Вячеслав, который его крепко любил, применил к нему в шутку поэму — «Жил на свете рыцарь бедный…» Я запомнила стихи:
По хвосту одной идеи
Раз забравшись на звезду,
Видел он, как в Эмпирею
Нес Эрот Сковороду…
(Одна из первых книг Эрна была этюд о философии Г. С. Сковороды[4].)
В Риме Эрн жил с женой — армянкой, Евгенией Давидовной Викиловой, и с трехлетней дочкой Ириной. Он был в командировке от Московского университета для подготовки своей докторской работы. Он писал книгу о Розмини и подготовлял свой труд, посвященный Джоберти[5].
В Риме каждый день аккуратно после завтрака, часа в два являлся к нам Эрн, и начинались между ним и Вячеславом интереснейшие дискуссии, длившиеся до вечера.

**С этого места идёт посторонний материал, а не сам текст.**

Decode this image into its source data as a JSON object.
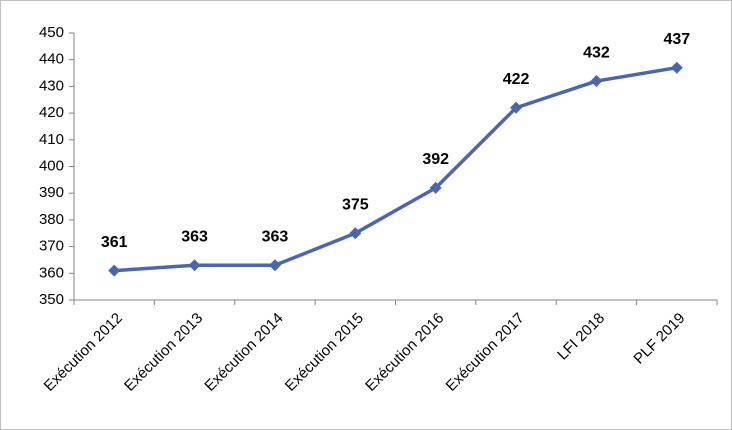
{
  "chart_data": {
    "type": "line",
    "categories": [
      "Exécution 2012",
      "Exécution 2013",
      "Exécution 2014",
      "Exécution 2015",
      "Exécution 2016",
      "Exécution 2017",
      "LFI 2018",
      "PLF 2019"
    ],
    "series": [
      {
        "color": "#4a66ac",
        "values": [
          361,
          363,
          363,
          375,
          392,
          422,
          432,
          437
        ]
      }
    ],
    "ylim": [
      350,
      450
    ],
    "yticks": [
      350,
      360,
      370,
      380,
      390,
      400,
      410,
      420,
      430,
      440,
      450
    ],
    "grid": false
  }
}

Главной темой римских разговоров была апология католичества со стороны моего отца, апология православия со стороны Эрна. — «Лидия у нас стала совсем богословом», — говорили они в шутку про меня, но поскольку я их слушала молча, я возражала: «Не богослов, а богослушатель».
С Эрном я очень дружила. Позже, в Москве, я провела зимний сезон 1916–1917 с Эрнами, которые жили у нас на Зубовском бульваре и как бы совсем вошли в нашу семью. Иной раз мы говорили с ним об очень задушевных проблемах, а иной раз, к восхищению его маленькой дочки Ирины, предпринимали ярые сражения диванными подушками.
Интересное знакомство было у отца в Риме и со священником Пальмьери, ученым августинцем, влюбленным в Россию и в православие (боюсь, что тут было не без влияния Эрна). Когда уже в 1924 году мы зашли в его монастырь, то узнали, что он порвал с орденом; нам не могли или не хотели дать о нем сведений. Кажется, он примкнул к богословскому и философскому движению Модернистов — осужденному католической Церковью[6].